The LLSVPs are areas where seismic shear waves propagate much more slowly. They extend laterally for thousands of miles (we think), and they may be up to 1,000km “tall.” Geologists have considered a variety of potential explanations for the origin of the LLSVPs, and now a team has put forth a new argument: The LLSVPs may represent the remains of Theia, the protoplanet thought to have smashed into the world some 4.5 billion years ago, creating the Moon. There are a number of hotspots around the world associated with the margins and boundaries of the LLSVPs:
The hotspots associated with the LLSVP sometimes create a type of lava known as ocean island basalts, which are often compared with mid-ocean ridge basalts. In some cases, ocean island basalts are found with isotopic ratios that are believed to reflect the primordial Earth, especially when they’re located above one of the LLSVPs.
This suggests that at least some of the material down at the mantle/core boundary has been there since the formation of the planet. Mid-ocean ridge basalts are more likely to contain magma drawn from the upper layers of the mantle. This material has typically melted, cooled, and then subducted and melted again more than once across billions of years. This cycling results in magma with different isotope ratios and characteristics compared with the magma welling up from the mantle/core boundary.
Qian Yuan, a Ph.D. student in geodynamics at Arizona State University (ASU), presented his hypothesis on the topic at the Lunar and Planetary Science Conference. According to him, the Theia impactor could have formed the LLSVPs if Theia’s mantle material was 1.5 – 3.5 percent heavier than Earth’s. Under this model, some parts of Theia’s original mantle remained contiguous and never completely mixed with the Earth. This is not a problem; it is very difficult to create a Theia – Earth impact model that achieves uniform mixing, even if you assume a post-impact global magma ocean. Yuan’s work suggests Theia’s mantle material would form 3-15 percent of the mantle volume of the Earth, which lines up with the 3-9 percent of the mantle the LLSVPs are thought to occupy.
The Theia impact hypothesis is not the only explanation for the LLSVPs. A number of causes have been proposed. They may be plumes of upwelling magma or represent differentiation that occurred entirely on Earth early in its history. They may be created by thermochemical convection or be comprised of ancient slabs of subducted ocean crust that fell to the bottom of the core/mantle boundary hundreds of millions to billions of years ago.
There’s even a chance that the LLSVPs don’t exist, at least not in their currently theorized size and shape. We track seismic waves as they propagate through the Earth to learn about its composition and structure, but it’s not the same as taking an X-ray. Some researchers have argued that the enormous size and unusual shape of the LLSVPs are due to resolution limits in our seismic data.

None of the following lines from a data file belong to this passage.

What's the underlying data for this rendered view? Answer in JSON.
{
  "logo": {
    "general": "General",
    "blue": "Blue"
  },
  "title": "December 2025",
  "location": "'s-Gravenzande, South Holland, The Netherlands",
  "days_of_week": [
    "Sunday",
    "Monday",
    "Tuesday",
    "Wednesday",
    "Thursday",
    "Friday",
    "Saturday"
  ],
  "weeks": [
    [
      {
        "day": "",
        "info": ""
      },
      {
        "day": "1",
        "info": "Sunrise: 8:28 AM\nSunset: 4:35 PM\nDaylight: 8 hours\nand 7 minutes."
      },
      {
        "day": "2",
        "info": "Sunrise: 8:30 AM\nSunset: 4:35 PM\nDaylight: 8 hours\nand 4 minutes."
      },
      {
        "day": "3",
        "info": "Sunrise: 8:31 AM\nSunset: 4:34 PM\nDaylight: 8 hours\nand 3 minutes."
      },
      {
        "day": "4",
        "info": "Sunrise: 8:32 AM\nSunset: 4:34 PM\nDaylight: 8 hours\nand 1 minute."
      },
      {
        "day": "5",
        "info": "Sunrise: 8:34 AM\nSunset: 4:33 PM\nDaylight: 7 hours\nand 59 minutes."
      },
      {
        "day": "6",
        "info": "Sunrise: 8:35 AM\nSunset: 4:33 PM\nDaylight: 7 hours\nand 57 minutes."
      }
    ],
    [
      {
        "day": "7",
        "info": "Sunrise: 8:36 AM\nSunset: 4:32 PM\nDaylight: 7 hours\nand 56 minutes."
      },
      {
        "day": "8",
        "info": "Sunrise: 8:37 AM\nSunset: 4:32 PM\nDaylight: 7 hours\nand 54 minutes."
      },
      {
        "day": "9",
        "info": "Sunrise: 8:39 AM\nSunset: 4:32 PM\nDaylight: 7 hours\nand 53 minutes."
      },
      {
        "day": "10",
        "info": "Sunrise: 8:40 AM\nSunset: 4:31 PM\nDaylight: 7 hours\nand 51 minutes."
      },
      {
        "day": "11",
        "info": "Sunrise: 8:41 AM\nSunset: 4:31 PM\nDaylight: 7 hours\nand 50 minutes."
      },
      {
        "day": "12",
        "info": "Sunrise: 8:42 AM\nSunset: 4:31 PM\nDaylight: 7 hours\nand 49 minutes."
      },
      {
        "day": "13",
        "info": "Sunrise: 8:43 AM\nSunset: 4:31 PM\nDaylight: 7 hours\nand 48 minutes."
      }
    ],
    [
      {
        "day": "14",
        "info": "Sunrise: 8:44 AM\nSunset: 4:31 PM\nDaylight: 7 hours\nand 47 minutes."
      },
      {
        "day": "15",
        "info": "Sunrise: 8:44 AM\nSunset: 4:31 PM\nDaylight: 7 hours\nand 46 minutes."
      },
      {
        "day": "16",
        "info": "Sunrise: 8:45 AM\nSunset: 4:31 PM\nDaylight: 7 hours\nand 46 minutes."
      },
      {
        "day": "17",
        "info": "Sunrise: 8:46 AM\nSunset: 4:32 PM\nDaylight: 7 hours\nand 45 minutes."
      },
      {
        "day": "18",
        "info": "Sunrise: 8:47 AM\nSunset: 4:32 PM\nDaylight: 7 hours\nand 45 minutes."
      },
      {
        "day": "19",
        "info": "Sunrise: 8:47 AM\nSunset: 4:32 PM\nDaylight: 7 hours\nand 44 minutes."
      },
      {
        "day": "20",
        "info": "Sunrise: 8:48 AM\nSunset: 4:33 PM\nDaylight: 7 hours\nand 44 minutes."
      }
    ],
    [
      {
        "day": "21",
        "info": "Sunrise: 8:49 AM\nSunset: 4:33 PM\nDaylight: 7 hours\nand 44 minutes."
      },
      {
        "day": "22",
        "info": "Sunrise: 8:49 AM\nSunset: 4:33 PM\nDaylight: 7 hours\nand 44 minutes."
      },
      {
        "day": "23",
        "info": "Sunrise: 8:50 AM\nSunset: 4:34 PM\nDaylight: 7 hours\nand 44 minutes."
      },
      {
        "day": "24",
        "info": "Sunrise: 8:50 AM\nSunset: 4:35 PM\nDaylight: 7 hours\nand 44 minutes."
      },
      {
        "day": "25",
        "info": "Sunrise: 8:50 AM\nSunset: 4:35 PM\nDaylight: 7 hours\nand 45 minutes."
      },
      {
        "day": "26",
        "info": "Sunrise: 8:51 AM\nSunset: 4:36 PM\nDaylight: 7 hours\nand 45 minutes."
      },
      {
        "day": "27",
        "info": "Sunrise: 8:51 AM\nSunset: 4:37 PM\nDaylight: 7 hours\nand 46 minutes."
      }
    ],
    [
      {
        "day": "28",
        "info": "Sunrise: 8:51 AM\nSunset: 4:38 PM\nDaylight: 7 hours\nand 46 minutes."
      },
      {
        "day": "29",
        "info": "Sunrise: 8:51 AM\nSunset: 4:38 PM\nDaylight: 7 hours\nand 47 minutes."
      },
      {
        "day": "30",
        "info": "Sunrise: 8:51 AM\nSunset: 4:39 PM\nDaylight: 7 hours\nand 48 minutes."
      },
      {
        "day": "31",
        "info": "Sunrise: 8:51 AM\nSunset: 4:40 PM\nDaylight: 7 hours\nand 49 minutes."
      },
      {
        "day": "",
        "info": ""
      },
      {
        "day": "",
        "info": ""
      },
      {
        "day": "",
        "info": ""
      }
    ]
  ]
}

The idea that we might find pieces of Theia inside the mantle is a solid one, even if the LLSVPs turned out to be something other than they’re currently theorized to be. There are other, smaller pockets of low seismic velocities inside the mantle. They’re often near also associated with the LLSVPs, but much smaller. These ultra-low-velocity zones are thought to be enriched with iron. They may represent core fragments of other planetesimals that struck Earth during its formation and became trapped in the mantle. The long-term sequestration of such primitive material would explain why we occasionally find lava that looks as if it came straight from the early solar system.
If the LLSVPs or ultra-low-velocity zones prove to be of extraterrestrial origin, it would mean the planetesimals that helped form the Earth have continued to shape its geology ever since. It’s one thing to know the Moon was created in an impact some 4.5 billion years ago, and another to imagine that some of the core of the planetesimal that shaped our entire Earthly existence might still exist itself, trapped below an ocean of liquid rock.